WV senator defends drug company's campaign contributions - WVVA TV Bluefield Beckley WV News, Weather and Sports

WV senator defends drug company's campaign contributions


A day after Mylan CEO Heather Bresch announced the company will be offering discounts on the Epipen price hike that launched a national firestorm, U.S. Sen. Joe Manchin spoke out Friday in his first public interview. 

The West Virginia Democrat said he plans a detailed review of the drug company Mylan Pharmaceutical's response to his criticism about the cost of Epipens. Manchin's daughter, Heather Bresche, is the CEO of Mylan. 

Bresch first grabbed headlines in 2008 after a Pittsburgh-Post Gazette Report claimed that officials at West Virginia University re-wrote documents showing she had only completed half the amount of credits needed for a degree. Several high-ranking officials, including WVU President Mike Garrison, who was on the board of Mylan at the time, were encouraged to resign over the ordeal. 

While then Gov. Joe Manchin's role in the incident was never clear, it is what happened next, in Bresch's year as CEO, dumping thousands of dollars in campaign contributions to Congress, that has her grabbing headlines once again. 

In 2009, a year after Manchin was re-elected Governor of West Virginia, Bresch is named President of Mylan, a rare feat for a candidate with only an undergraduate degree. But the connection between the political power couple only deepens over the following years. 

In 2010, then-Gov. Manchin sets his sight on a U.S. Senate seat after the unexpected death of Sen. Robert Byrd. Mylan Pharmaceuticals was his top contributor that year at $69,000. 

But it is only a two-year term. In 2012, Sen. Manchin is running again, and this time, Mylan executives give the Senator and additional donation, bringing the total to $127,000.

Because of the $5,000 cap on contributions, the money comes from more than a dozen Mylan executives, including Heather Bresch and her husband, Jeff. Together, they donated $10,000 to the Senator's campaign. 

It is during the same time Congress is considering legislation that would encourage U.S. schools to carry Mylan's star product, the Epipen. The legislation passes by voice vote, but Sen. Manchin is not a co-sponsor. Still, Federal Election Commission (FEC) findings show Sen. Manchin as one of the top five recipients of campaign money before the legislation passes. 

In his first public appearance since news broke on the Epipen price increase, Manchin responded to critics over his financial support and personal ties to the company. 

"I did respond to that yesterday, basically saying that my colleagues were waiting to see the results. Mylan, my daughter, spoke on that issue.

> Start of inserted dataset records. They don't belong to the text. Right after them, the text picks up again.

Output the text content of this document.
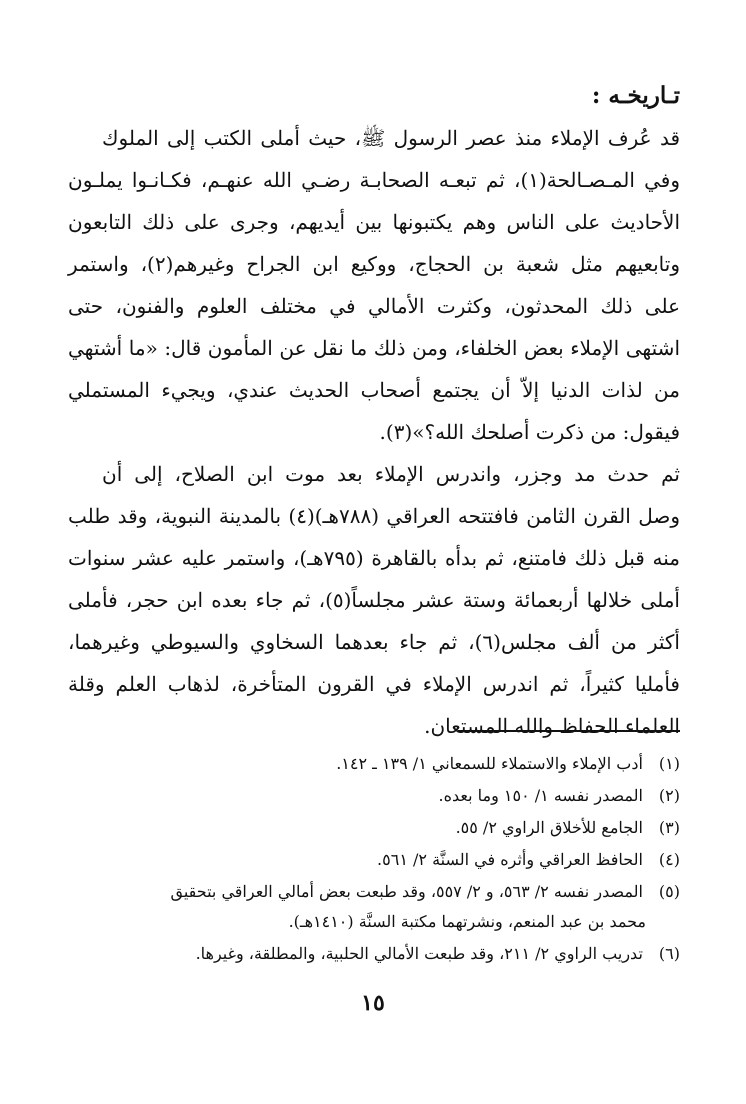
تـاريخـه :
قد عُرف الإملاء منذ عصر الرسول ﷺ، حيث أملى الكتب إلى الملوك
وفي المـصـالحة(١)، ثم تبعـه الصحابـة رضـي الله عنهـم، فكـانـوا يملـون
الأحاديث على الناس وهم يكتبونها بين أيديهم، وجرى على ذلك التابعون
وتابعيهم مثل شعبة بن الحجاج، ووكيع ابن الجراح وغيرهم(٢)، واستمر
على ذلك المحدثون، وكثرت الأمالي في مختلف العلوم والفنون، حتى
اشتهى الإملاء بعض الخلفاء، ومن ذلك ما نقل عن المأمون قال: «ما أشتهي
من لذات الدنيا إلاّ أن يجتمع أصحاب الحديث عندي، ويجيء المستملي
فيقول: من ذكرت أصلحك الله؟»(٣).
ثم حدث مد وجزر، واندرس الإملاء بعد موت ابن الصلاح، إلى أن
وصل القرن الثامن فافتتحه العراقي (٧٨٨هـ)(٤) بالمدينة النبوية، وقد طلب
منه قبل ذلك فامتنع، ثم بدأه بالقاهرة (٧٩٥هـ)، واستمر عليه عشر سنوات
أملى خلالها أربعمائة وستة عشر مجلساً(٥)، ثم جاء بعده ابن حجر، فأملى
أكثر من ألف مجلس(٦)، ثم جاء بعدهما السخاوي والسيوطي وغيرهما،
فأمليا كثيراً، ثم اندرس الإملاء في القرون المتأخرة، لذهاب العلم وقلة
العلماء الحفاظ والله المستعان.
(١) أدب الإملاء والاستملاء للسمعاني ١/ ١٣٩ ـ ١٤٢.
(٢) المصدر نفسه ١/ ١٥٠ وما بعده.
(٣) الجامع للأخلاق الراوي ٢/ ٥٥.
(٤) الحافظ العراقي وأثره في السنَّة ٢/ ٥٦١.
(٥) المصدر نفسه ٢/ ٥٦٣، و ٢/ ٥٥٧، وقد طبعت بعض أمالي العراقي بتحقيق
محمد بن عبد المنعم، ونشرتهما مكتبة السنَّة (١٤١٠هـ).
(٦) تدريب الراوي ٢/ ٢١١، وقد طبعت الأمالي الحلبية، والمطلقة، وغيرها.
١٥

I think we all need to find out why Mylan is charging $274 for the product, but on the retail shelf it costs $608. What happened to the $325? Where did that go? We have to find out why medicine and prescriptions are so costly and what is causing it. We're going to find out," said Sen. Manchin. 

When asked whether he plans to continue taking campaign money from the company, Sen. Manchin said "Whoever plans to help, we will look at that. It's a good company, the leading company in West Virginia, the fifth largest employer we have. I would hope they would support me." 

Sen. Amy Klobuchar, (D) Minnesota, whose daughter depends on Epipens, said she plans to call for Congressional hearings on the Epipen price hike.